GENE STRUCTURE AND SEQUENCE

基因结构和序列

• 批准号: 3293949
• 负责人: WALTER GILBERT
• 金额: $ 65.09万
• 依托单位: HARVARD UNIVERSITY
• 依托单位国家: 美国
• 财政年份: 1987
• 资助国家: 美国
• 起止时间: 1987-03-01 至 1992-02-29
• 项目状态: 已结题
• 来源: https://reporter.nih.gov/project-details/3293949
• 关键词: Aspergillus; Fungi; Methanobacteriaceae; algae; angiosperms; animal population genetics; biochemical evolution; biotechnology; computer data analysis; computer graphics /printing; corn; eukaryote; genes; genetic library; genetic manipulation; genetic mapping; genetic recombination; glycolysis; molecular cloning; nucleic acid sequence; nucleic acid structure; plant population genetics; plants; plasmids; pyruvate kinase; radiotracer; triose phosphate isomerase

The intron/exon structure of ancient genes will be analysed in order to test the hypothesis that the original genes were pieced together from exons and thus that protein structures are built up in three dimensions from 'modules' that correspond to the exon products, which may then fold quasi-independently. Ancient genes are those for basic biochemical processes that evolved fully before the split into prokaryotes and eukaryotes. The genes for the glycolytic enzymes triosephosphate isomerase (TIM) and pyruvate kinase (PK) will be cloned from a wide variety of organisms: archaebacteria, fungi, and ancient and modern plants and animals in order to deduce a clear evolutionary tree of their intron/exon patterns. The goal is to develop a clear understanding of the course of evolution of gene structure over the development of the eukaryotes, the last billion and a half years, and to infer how the genes were assembled at the very beginning of evolution, three billion years ago. The demonstration that genes were put together from 'mini-genes' and hence that proteins were first put together from 'mini-proteins' will both change one's conception about the course and ease of evolution and restate the protein folding problem in a form easier of solution. To support this work, techniques for the still more rapid sequencing of DNA will be developed. The initial goal will be to increase the rate of sequence determination to a level of 10kb/week for a single worker. The next target will be to achieve a level of 50kb/week. This involves increasing the rate of sequencing by one to two orders of magnitude over the current technology. This will be done by applying the genomic sequencing techniques to the analysis of eukaryotic sequences cloned in cosmids and to bacterial sequences directly. The long term goal is to make it possible to sequence a cosmid in a week, and thus to bring the rate of sequence aquisition to the level of two megabases/person-year, so that single individual can sequence an entire bacterium. Such an increase in rate would profoundly change our knowledge of gene sequence and make it possible to sequence appreciable portions of the human genome.

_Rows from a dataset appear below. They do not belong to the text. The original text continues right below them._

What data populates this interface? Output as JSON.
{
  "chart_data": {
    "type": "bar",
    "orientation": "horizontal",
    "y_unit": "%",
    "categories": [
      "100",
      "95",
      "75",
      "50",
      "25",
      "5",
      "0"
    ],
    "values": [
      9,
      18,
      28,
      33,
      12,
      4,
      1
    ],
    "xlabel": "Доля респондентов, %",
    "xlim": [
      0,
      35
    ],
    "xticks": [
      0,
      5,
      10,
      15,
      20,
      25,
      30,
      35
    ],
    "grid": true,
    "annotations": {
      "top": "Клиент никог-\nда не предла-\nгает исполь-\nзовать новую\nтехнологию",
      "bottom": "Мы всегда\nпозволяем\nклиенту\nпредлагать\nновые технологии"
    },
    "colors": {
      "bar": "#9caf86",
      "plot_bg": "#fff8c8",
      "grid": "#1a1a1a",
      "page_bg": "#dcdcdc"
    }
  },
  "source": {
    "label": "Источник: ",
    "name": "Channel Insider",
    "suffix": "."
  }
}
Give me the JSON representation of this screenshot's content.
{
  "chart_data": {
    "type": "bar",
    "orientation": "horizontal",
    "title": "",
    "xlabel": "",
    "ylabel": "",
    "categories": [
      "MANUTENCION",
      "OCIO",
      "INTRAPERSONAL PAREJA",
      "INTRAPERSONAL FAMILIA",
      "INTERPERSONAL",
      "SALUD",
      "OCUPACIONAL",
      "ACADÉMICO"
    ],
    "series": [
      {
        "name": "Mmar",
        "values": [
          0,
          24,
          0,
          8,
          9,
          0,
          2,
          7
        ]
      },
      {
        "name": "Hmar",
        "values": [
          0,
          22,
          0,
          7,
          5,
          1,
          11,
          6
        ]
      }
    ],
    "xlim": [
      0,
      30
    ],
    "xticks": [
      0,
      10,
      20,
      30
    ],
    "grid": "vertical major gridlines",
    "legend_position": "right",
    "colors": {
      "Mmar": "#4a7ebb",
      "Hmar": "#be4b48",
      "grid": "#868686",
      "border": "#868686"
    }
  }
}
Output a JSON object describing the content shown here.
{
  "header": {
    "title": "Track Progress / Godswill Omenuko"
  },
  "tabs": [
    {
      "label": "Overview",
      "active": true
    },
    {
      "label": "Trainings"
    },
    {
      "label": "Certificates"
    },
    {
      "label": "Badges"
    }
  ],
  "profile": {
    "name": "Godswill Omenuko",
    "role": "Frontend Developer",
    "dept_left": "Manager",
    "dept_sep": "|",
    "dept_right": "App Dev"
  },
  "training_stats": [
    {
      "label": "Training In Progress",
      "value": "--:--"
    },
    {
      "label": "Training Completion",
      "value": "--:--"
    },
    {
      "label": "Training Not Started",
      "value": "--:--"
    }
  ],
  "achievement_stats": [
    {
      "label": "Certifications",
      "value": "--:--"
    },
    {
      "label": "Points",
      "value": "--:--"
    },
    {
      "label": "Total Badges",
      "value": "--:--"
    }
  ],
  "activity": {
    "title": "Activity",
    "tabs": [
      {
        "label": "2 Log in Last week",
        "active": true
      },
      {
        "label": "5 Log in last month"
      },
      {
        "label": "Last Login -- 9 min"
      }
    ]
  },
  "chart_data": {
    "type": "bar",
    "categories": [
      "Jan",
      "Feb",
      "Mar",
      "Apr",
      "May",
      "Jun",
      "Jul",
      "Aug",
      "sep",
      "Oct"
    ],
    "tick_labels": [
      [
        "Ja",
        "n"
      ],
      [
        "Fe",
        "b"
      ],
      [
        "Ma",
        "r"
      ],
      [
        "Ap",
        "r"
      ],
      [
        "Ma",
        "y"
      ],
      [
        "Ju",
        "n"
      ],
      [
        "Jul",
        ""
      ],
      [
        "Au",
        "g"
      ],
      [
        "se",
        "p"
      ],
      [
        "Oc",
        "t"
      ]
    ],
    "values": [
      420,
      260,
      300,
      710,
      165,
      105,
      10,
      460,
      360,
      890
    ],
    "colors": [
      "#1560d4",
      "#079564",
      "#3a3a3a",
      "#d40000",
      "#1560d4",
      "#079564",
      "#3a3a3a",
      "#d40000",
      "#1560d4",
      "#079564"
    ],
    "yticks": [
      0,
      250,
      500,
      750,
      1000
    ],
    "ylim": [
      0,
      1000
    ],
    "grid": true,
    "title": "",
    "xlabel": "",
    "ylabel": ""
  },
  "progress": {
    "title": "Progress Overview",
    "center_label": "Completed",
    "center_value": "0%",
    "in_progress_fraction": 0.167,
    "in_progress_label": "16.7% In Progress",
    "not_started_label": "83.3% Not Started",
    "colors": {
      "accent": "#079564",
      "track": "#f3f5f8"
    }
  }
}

将分析古代基因的内含子/外显子结构，以便为了 检验原始基因从外显子拼凑在一起的假设 因此，蛋白质结构是从三个维度建立的 与外显子产品相对应的“模块”，然后可以折叠 准依赖性。 古代基因是基本生化的基因 在分解为原核生物之前完全进化的过程和 真核生物。 糖酵解酶三尿磷酸异构酶的基因 （TIM）和丙酮酸激酶（PK）将从多种 生物：考古细菌，真菌以及古代和现代植物以及 为了推断其内含子/外显子的清晰进化树 模式。 目的是要清楚地了解 基因结构在真核生物的发展中的演变， 最后十亿年半，并推断基因是如何组装的 进化的最初，三十亿年前。 这 证明基因是从“迷你生成”中汇总在一起的，因此 蛋白质首先是从“迷你蛋白质”中组装在一起的 关于课程的概念和易于进化的概念，并重申 蛋白质折叠问题的溶液更容易。 为了支持这项工作，DNA的更快测序的技术 将开发。 最初的目标是提高 单个工人的序列确定为10kb/周的水平。 这 下一个目标是达到每周50kb的水平。 这涉及 将测序率提高一到两个数量级 当前的技术。 这将通过应用基因组来完成 测序技术对克隆的真核序列进行分析 宇宙和直接进入细菌序列。 长期目标是使 可以在一周内对宇宙序列进行排序，从而带来 序列的序列至两个巨蛋/人年的水平，以便 单个人可以对整个细菌进行测序。 这样的增加 速率将深刻地改变我们对基因序列的了解，并使之成为现实 可能对人类基因组的明显部分进行序列。